Nous avons donc là les ingrédients essentiels d’un processus de « civilisation des Arabes » (c’est-à-dire la diffusion chez les Arabes d’un code de comportement visant à policer leurs relations et usage de la violence), observables approximativement, d’une part, du vivant du Prophète et, d’autre part, environ une génération après l’établissement du califat abbasside. Reste qu’il est très difficile, d’après tous ces extraits de seconde main, d’estimer comment ces différents ingrédients s’articulent entre eux, autrement dit de signaler avec un degré acceptable de précisions dans quelle mesure ces phénomènes ressemblent et se différencient des processus de civilisation décrits par Elias pour l’Europe. Il faudrait établir, par exemple, si l’acquisition du monopole de la violence dans la péninsule arabique, puis le califat, se construit de manière similaire au phénomène d’agrégation « centripète » autour d’un pôle, comme dans le royaume de France. Déterminer si la provenance étrangère, turque, des agents de la violence produit une dynamique radicalement distincte ou non. Il faudrait également envisager une réflexion sur le concept qui vise à partager, dans les observations d’Elias, lesquelles sont essentielles au phénomène étudié et lesquelles sont le fruit de la spécificité de son objet d’observation.

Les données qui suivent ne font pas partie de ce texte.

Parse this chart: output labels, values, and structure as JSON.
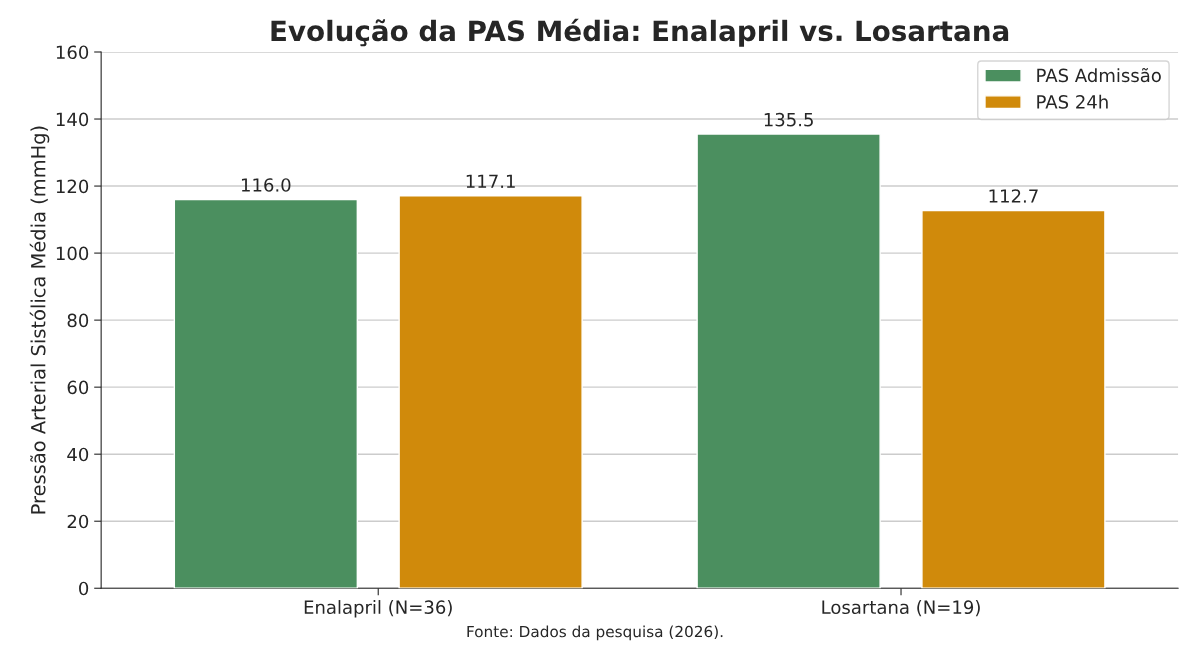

Enfin, il faudrait se demander si ce qui se produit à l’époque de Mohammed et ce qui se produit à l’époque du calife al-Rashid relève de deux phénomènes bien distincts ou si on peut les voir comme différents moments sur le continuum d’un même processus.

Dans tous les cas, je crois que ces fragments qui esquissent à peine l’idée d’une comparaison démontrent au moins la fécondité potentielle d’une approche comparative élargie du procès de civilisation. Il est certain que le concept proposé par Elias n’en sortira pas intact (il n’est déjà plus ce qu’il fut au moment de l’écriture du Procès de civilisation, j’aurai l’occasion d’y revenir), mais il pose des balises qui stimulent la recherche. Un concept ne demeure vivant qu’à ce prix, de toute façon.